Hace algunos días te poníamos al tanto del conflicto legal que Sony estaba sufriendo debido a Michael, el álbum póstumo de Michael Jackson que contiene tres canciones que, según muchos fanáticos, fueron cantadas por Jason Malachi, un conocido imitador del Rey del Pop.

Tras días intensos en la corte y un gran malentendido sobre lo que ocurrió en el tribunal de primera instancia, tanto la compañía japonesa como la familia de Jackson y dueña de sus derechos artísticos pueden por fin descansar en paz, ya que, según informa Billboard, ganaron la apelación realizada en el estado de California, revirtiendo la decisión del tribunal de primera instancia.

“Concluimos que la representación cuestionada -que Michael Jackson fue el cantante principal en los tres temas disputados- no promovió simplemente la venta del álbum, sino que también estableció una posición en un tema controvertido de interés público”, escribió el juez de apelaciones de California, Elwood Lui.

“La identidad del artista en las tres canciones fue un asunto controversial de interés para los fanáticos de Michael Jackson y otros que se preocupan por su legado musical. La identidad del cantante principal también forma parte de la importancia artística de las canciones En estas circunstancias, las declaraciones de los apelantes sobre la identidad del artista no eran simplemente palabras comerciales, sino que estaban sujetas a la protección completa de la Primera Enmienda, por lo que están fuera del alcance de una demanda procesal desleal o un reclamo de protección al consumidor en el caso”.

Además, en su escrito, Lui agregó que “la ausencia del elemento de conocimiento personal es muy importante aquí”.

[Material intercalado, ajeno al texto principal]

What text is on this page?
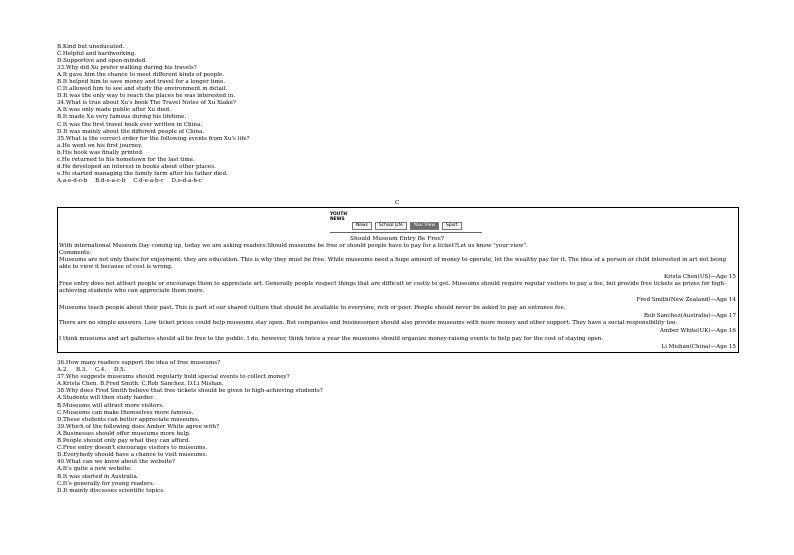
B.Kind but uneducated.
C.Helpful and hardworking.
D.Supportive and open-minded.
33.Why did Xu prefer walking during his travels?
A.It gave him the chance to meet different kinds of people.
B.It helped him to save money and travel for a longer time.
C.It allowed him to see and study the environment in detail.
D.It was the only way to reach the places he was interested in.
34.What is true about Xu's book The Travel Notes of Xu Xiake?
A.It was only made public after Xu died.
B.It made Xu very famous during his lifetime.
C.It was the first travel book ever written in China.
D.It was mainly about the different people of China.
35.What is the correct order for the following events from Xu's life?
a.He went on his first journey.
b.His book was finally printed.
c.He returned to his hometown for the last time.
d.He developed an interest in books about other places.
e.He started managing the family farm after his father died.
A.a-e-d-c-b B.d-e-a-c-b C.d-e-a-b-c D.e-d-a-b-c
C
YOUTH
NEWS
News	School Life	Your View	Sport
Should Museum Entry Be Free?
With international Museum Day coming up, today we are asking readers:Should museums be free or should people have to pay for a ticket?Let us know "your view".
Comments:
Museums are not only there for enjoyment; they are education. This is why they must be free. While museums need a huge amount of money to operate, let the wealthy pay for it. The idea of a person or child interested in art not being able to view it because of cost is wrong.
Krista Chen(US)—Age 15
Free entry does not attract people or encourage them to appreciate art. Generally people respect things that are difficult or costly to get. Museums should require regular visitors to pay a fee, but provide free tickets as prizes for high-achieving students who can appreciate them more.
Fred Smith(New Zealand)—Age 14
Museums teach people about their past. This is part of our shared culture that should be available to everyone, rich or poor. People should never be asked to pay an entrance fee.
Rob Sanchez(Australia)—Age 17
There are no simple answers. Low ticket prices could help museums stay open. But companies and businessmen should also provide museums with more money and other support. They have a social responsibility too.
Amber White(UK)—Age 16
I think museums and art galleries should all be free to the public. I do, however, think twice a year the museums should organize money-raising events to help pay for the cost of staying open.
Li Mishan(China)—Age 15
36.How many readers support the idea of free museums?
A.2. B.3. C.4. D.5.
37.Who suggests museums should regularly hold special events to collect money?
A.Krista Chen. B.Fred Smith. C.Rob Sanchez. D.Li Mishan.
38.Why does Fred Smith believe that free tickets should be given to high-achieving students?
A.Students will then study harder.
B.Museums will attract more visitors.
C.Museums can make themselves more famous.
D.These students can better appreciate museums.
39.Which of the following does Amber White agree with?
A.Businesses should offer museums more help.
B.People should only pay what they can afford.
C.Free entry doesn't encourage visitors to museums.
D.Everybody should have a chance to visit museums.
40.What can we know about the website?
A.It's quite a new website.
B.It was started in Australia.
C.It's generally for young readers.
D.It mainly discusses scientific topics.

“Debido a que los apelantes carecían de un conocimiento real de la identidad del cantante principal en las controversiales canciones, sólo pudieron sacar una conclusión sobre ese tema de su propia investigación y la evidencia disponible. Bajo estas circunstancias, las declaraciones del apelante sobre la identidad del cantante ascendieron a una declaración de opinión más que un hecho. La falta de conocimiento personal aquí también significa que las declaraciones impugnadas de los apelantes no se ajustan a la definición de discurso que ‘es menos probable que se calme con una regulación adecuada'”.